As the Union Budget 2026 draws closer, India’s cryptocurrency investors and digital asset companies are closely watching New Delhi for possible tax and regulatory relief. Finance Minister Nirmala Sitharaman is set to present the budget in the coming days, and expectations are high that the government may address long-standing concerns surrounding the 30 percent tax on crypto gains and the 1 percent Tax Deducted at Source (TDS) on every transaction.
Heavy Tax Burden Under Spotlight
Currently, India imposes one of the world’s toughest tax regimes on cryptocurrencies. Since 2022, profits from digital assets have attracted a flat 30 percent tax, irrespective of the investor’s income slab. In addition, a 1 percent TDS on each transaction has significantly impacted market liquidity. As a result, trading volumes on domestic exchanges have dropped, making frequent trading expensive and less attractive for retail investors.
Industry experts argue that this structure discourages participation and innovation. More importantly, they believe the high TDS shows its impact almost immediately by locking up capital and reducing overall trading activity.
Investors Moving to Offshore Platforms
Because of these strict rules, a large number of Indian crypto investors have shifted to offshore and foreign exchanges. Consequently, billions of dollars in trading volume have moved out of the country over the past two years. This migration has raised concerns about capital flight, reduced tax compliance, and weaker oversight of Indian users operating on overseas platforms.

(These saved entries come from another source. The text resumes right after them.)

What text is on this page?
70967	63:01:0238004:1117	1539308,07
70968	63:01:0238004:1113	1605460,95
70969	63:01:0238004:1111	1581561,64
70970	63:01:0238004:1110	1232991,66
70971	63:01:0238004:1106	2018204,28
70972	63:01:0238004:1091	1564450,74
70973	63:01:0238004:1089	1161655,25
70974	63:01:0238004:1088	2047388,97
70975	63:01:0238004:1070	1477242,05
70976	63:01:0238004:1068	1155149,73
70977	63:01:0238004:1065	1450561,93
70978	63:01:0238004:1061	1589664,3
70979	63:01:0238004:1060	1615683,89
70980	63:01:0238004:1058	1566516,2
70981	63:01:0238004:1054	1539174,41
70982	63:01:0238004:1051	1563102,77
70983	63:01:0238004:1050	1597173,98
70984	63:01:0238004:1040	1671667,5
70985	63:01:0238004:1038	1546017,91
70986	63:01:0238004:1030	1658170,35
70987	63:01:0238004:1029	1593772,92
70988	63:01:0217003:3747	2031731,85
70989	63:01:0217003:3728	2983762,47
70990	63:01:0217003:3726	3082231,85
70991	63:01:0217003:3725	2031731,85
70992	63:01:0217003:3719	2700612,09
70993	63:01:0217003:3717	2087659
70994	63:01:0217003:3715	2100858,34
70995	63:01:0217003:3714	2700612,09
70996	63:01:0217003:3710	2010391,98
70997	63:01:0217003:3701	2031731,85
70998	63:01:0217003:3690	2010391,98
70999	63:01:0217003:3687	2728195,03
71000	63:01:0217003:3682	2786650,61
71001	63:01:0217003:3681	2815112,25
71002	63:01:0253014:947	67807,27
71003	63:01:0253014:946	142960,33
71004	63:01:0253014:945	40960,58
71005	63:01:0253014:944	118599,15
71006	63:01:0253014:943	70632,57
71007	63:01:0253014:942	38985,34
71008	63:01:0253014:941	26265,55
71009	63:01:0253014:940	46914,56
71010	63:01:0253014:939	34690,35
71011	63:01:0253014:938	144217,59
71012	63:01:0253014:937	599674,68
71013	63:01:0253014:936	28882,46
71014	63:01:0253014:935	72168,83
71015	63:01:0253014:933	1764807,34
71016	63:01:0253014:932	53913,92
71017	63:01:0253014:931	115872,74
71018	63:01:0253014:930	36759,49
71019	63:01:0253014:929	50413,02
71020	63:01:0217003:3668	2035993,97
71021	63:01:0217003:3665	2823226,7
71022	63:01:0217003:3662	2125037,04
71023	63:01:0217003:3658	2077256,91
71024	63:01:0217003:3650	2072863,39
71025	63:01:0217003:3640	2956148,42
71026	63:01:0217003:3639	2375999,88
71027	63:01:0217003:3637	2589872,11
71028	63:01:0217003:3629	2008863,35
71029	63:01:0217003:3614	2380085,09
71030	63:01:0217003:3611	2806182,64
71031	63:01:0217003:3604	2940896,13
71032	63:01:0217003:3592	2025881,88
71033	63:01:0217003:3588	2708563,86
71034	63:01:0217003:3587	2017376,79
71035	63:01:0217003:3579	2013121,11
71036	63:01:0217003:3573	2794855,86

Therefore, ahead of Budget 2026, the crypto industry has put forward clear demands. Exchanges and Web3 companies want the government to cut the 1 percent TDS to 0.01 percent. At the same time, they seek permission to offset losses against gains and align crypto taxation with regular income tax slabs instead of the flat 30 percent rate.
Industry Push for a Balanced Approach
Leading platforms such as CoinDCX and ZebPay have repeatedly stated that rational tax reforms could revive domestic trading. According to them, lower taxes would improve compliance, boost liquidity, and help Indian exchanges regain competitiveness. In turn, this could support innovation and job creation within the country’s growing digital asset ecosystem.

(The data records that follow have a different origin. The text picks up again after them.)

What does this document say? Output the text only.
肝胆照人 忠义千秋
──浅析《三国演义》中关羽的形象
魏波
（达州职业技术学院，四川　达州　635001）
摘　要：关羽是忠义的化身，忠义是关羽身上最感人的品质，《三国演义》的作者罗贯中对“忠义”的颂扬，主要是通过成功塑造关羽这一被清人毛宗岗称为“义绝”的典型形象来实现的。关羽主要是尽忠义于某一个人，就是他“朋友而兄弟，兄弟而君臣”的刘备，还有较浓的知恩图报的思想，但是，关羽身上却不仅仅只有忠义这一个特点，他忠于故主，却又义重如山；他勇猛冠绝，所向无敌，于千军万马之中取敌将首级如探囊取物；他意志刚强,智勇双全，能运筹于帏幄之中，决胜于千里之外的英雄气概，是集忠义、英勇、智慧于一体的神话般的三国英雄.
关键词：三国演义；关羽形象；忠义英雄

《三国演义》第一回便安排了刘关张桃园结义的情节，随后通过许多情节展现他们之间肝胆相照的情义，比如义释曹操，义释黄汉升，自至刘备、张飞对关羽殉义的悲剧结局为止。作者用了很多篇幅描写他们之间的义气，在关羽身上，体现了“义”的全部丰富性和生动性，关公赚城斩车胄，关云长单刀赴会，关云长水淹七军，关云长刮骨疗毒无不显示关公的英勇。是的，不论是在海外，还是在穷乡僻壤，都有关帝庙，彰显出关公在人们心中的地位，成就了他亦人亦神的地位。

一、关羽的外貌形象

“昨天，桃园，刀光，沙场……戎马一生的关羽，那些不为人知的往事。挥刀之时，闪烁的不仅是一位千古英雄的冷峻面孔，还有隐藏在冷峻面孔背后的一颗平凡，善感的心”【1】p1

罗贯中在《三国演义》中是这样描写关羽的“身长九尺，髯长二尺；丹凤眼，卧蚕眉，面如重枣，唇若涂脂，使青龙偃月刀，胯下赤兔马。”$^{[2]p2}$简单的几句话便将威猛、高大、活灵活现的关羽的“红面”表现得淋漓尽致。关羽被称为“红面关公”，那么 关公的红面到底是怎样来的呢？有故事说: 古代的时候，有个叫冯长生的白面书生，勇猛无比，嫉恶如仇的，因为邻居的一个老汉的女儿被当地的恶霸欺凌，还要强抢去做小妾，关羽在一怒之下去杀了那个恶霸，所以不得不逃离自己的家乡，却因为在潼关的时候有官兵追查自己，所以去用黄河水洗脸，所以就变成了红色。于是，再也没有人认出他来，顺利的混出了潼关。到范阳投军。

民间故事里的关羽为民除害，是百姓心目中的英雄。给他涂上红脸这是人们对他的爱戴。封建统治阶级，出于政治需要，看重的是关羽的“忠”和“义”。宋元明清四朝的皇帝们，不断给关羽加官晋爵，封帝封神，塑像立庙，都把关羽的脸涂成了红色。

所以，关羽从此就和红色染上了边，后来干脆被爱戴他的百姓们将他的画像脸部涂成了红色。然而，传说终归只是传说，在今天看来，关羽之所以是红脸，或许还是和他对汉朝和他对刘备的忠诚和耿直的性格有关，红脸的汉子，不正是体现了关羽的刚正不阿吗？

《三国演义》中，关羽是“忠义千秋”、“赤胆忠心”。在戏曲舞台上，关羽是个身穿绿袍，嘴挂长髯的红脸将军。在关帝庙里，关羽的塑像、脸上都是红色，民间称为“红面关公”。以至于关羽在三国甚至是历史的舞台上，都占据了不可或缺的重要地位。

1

Government and RBI Remain Cautious
However, the government and the Reserve Bank of India continue to adopt a cautious stance. Authorities have consistently flagged concerns over price volatility, money laundering risks, and the challenges of monitoring transactions routed through offshore platforms. At the same time, the Centre has shown strong interest in promoting the digital rupee, or Central Bank Digital Currency (CBDC), as a safer alternative within a regulated framework.
All Eyes on Budget 2026
In the backdrop of rising global adoption of digital assets, Budget 2026 could prove crucial for India’s crypto landscape. If the government announces meaningful tax relief and regulatory clarity, it may restore investor confidence and bring trading activity back onshore. Until then, the crypto community waits anxiously, hoping for a policy reset that balances innovation with regulation.